March 5, 2013
Eil Kwon | Director, NATSRL | 218 726-6452 | email@example.com
Steve Lund | MnDOT | 651 366-3566 | firstname.lastname@example.org
Cheryl Reitan | Associate Director of External Affairs | 218 726-8996 | email@example.com
UMD/MnDOT Study of Winter Storm Traffic and Road Recovery
DULUTH, MN – The first phase of a research project led by UMD Civil Engineering Professor Eil Kwon and sponsored by the Minnesota Department of Transportation (MnDOT) looks at traffic data to more accurately and reliably determine snow management performance and road recovery time.
The methodology takes data on traffic speed, flow, and density to estimate at what time traffic patterns return to normal. This information can be used by MnDOT to help determine plowing performance. According to MnDOT State Maintenance Engineer Steve Lund, MnDOT now relies on visual observations from snow fighters (snow plow drivers) and supervisors to determine if performance goals are being met. "If successful, the tool being developed by UMD will automate performance reporting and recording," said Lund. "This will address any concern of subjectivity. The tool could also remove the task of recording plowing performance away from snow fighters, allowing them to concentrate on plowing efforts. "
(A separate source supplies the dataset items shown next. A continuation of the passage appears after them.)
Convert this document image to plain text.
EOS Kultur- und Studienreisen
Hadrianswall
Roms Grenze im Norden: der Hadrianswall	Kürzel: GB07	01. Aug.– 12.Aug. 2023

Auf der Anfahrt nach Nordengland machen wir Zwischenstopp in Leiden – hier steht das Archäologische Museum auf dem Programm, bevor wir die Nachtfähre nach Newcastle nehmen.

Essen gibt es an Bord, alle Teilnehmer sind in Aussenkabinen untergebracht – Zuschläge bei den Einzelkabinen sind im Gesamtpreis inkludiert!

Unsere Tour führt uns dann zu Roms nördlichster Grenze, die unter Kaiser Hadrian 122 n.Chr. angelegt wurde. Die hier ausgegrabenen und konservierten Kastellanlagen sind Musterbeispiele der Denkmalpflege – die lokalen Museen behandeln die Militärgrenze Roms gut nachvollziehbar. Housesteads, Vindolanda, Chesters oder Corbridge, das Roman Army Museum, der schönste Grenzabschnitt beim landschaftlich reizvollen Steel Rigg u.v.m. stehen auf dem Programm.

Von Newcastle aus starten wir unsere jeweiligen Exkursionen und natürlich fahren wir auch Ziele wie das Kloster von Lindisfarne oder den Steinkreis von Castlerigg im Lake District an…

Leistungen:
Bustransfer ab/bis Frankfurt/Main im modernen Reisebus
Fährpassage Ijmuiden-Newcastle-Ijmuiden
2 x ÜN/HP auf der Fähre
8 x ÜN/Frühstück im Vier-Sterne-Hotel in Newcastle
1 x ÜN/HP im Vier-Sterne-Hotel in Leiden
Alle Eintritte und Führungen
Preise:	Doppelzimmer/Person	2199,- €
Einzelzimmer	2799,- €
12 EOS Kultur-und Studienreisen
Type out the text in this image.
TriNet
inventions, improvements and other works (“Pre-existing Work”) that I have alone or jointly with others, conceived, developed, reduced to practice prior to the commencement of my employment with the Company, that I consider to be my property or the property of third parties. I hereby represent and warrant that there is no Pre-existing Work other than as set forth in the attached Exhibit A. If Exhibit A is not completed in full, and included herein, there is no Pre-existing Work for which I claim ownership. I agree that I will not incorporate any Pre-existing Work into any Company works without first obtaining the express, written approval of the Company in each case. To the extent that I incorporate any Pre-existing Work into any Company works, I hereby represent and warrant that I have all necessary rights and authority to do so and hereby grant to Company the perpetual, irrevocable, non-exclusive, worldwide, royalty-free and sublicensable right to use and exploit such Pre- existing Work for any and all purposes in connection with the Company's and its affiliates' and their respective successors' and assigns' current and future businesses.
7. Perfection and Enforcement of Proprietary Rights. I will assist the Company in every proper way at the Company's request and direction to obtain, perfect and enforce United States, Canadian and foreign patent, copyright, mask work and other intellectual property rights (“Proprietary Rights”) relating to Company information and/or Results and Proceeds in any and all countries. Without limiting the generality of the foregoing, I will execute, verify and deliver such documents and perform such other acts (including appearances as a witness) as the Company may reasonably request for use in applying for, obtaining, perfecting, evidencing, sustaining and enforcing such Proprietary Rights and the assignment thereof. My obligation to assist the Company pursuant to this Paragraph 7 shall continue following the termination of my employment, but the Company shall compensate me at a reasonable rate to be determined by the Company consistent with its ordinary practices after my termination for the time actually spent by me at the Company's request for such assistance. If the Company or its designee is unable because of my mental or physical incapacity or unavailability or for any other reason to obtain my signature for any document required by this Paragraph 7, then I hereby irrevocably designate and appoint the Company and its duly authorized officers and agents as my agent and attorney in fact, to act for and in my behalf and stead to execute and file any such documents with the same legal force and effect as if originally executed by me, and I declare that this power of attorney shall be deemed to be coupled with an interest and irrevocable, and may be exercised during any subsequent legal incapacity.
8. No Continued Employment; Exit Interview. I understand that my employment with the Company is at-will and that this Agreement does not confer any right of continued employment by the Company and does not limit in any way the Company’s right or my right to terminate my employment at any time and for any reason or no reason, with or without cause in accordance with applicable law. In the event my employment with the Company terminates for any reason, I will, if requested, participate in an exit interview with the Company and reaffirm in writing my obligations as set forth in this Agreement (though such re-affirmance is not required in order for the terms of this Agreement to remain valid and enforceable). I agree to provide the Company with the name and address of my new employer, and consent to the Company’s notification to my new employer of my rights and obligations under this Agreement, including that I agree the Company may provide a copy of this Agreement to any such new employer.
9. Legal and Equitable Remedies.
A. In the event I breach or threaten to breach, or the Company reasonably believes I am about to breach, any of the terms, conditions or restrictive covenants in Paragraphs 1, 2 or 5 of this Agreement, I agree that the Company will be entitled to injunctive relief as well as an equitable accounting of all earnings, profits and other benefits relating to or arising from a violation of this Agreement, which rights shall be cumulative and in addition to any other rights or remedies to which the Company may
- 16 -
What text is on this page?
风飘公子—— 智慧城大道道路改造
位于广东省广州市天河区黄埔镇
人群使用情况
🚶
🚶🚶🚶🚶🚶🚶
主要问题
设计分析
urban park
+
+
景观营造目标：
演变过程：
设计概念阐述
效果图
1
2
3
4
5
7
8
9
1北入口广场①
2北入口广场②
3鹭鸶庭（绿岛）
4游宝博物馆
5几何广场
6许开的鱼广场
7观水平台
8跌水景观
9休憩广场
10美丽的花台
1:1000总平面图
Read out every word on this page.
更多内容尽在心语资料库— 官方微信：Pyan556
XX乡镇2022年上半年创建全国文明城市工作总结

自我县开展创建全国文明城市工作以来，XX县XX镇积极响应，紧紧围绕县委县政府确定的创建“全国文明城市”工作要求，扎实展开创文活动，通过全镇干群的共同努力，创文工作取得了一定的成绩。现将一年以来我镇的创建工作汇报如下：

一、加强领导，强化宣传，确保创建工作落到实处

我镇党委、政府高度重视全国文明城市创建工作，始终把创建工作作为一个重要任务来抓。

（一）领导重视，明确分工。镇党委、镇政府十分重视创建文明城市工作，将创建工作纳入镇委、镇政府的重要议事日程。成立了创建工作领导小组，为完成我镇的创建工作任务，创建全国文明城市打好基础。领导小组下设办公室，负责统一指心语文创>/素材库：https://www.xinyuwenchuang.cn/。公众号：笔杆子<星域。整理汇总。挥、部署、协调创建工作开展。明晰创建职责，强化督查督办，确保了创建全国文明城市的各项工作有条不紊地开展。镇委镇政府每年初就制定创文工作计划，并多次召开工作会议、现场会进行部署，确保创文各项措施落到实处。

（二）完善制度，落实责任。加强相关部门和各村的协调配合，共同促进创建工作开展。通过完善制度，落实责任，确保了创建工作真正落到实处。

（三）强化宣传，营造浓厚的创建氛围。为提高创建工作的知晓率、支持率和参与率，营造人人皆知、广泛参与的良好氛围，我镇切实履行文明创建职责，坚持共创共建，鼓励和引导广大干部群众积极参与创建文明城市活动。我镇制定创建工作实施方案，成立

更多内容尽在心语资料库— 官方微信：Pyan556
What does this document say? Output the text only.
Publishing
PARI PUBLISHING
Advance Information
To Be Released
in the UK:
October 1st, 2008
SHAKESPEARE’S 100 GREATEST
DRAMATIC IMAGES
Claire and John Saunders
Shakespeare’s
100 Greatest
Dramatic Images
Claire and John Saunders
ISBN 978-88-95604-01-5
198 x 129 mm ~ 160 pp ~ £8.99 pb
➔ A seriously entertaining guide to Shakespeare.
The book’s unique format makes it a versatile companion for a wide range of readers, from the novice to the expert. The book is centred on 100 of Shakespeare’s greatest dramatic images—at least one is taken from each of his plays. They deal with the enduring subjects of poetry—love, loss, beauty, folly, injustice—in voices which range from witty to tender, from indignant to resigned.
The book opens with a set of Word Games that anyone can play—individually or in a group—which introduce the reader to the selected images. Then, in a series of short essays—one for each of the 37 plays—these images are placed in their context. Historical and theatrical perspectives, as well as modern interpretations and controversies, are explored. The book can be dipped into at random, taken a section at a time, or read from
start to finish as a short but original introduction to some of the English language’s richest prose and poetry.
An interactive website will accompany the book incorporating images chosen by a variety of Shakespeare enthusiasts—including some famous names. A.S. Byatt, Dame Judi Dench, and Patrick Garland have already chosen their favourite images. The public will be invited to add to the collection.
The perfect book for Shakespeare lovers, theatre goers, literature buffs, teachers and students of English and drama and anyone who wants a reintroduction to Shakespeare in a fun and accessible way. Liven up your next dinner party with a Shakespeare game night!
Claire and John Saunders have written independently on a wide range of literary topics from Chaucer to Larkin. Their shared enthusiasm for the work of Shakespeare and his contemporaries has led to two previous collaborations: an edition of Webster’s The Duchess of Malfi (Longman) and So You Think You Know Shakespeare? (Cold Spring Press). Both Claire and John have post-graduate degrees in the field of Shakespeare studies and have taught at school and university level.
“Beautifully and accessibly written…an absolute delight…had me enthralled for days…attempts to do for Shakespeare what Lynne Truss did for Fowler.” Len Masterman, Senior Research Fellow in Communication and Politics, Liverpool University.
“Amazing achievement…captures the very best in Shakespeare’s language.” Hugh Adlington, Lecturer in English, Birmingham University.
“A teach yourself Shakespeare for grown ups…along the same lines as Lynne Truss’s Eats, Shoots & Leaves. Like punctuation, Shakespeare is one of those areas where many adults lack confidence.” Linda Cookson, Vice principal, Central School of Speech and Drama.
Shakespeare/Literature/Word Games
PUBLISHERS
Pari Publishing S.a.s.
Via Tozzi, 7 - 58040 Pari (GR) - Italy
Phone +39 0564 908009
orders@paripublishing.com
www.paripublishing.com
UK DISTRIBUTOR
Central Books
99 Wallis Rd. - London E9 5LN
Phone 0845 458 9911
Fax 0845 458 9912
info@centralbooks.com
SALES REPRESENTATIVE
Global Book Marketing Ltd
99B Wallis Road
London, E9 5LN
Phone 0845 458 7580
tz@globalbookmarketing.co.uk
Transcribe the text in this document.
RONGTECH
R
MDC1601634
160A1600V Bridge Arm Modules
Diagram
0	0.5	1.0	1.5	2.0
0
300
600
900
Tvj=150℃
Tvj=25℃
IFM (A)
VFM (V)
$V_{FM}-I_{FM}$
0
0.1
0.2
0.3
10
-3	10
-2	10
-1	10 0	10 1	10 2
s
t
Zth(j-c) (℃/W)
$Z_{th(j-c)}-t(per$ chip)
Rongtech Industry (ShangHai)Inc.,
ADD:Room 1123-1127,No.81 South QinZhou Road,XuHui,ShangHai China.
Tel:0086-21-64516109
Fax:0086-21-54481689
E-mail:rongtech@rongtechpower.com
Kwon began the project by identifying two common patterns after a snowfall, speed recovery affected by road condition only and speed recovery affected by road conditions and traffic flow. Based on those patterns, he developed a prototype to determine road condition recovery time by examining the speed change rates and the amount of traffic flow on a given roadway after snow ends. When the prototype factored in traffic flow, such as traffic density during rush hour, it determined that speeds might not reach normal levels even with clear roads.
The prototype procedure was tested by Kwon with the data collected from two snow removal routes in the Twin Cities during 2011. "The test results are promising in terms of identifying speed changes and road recovery times," Kwon said. The second phase of the UMD/MnDOT project is currently underway. Researchers are refining their prototype, so it can more accurately identify flow recovery patterns under different snowfall conditions.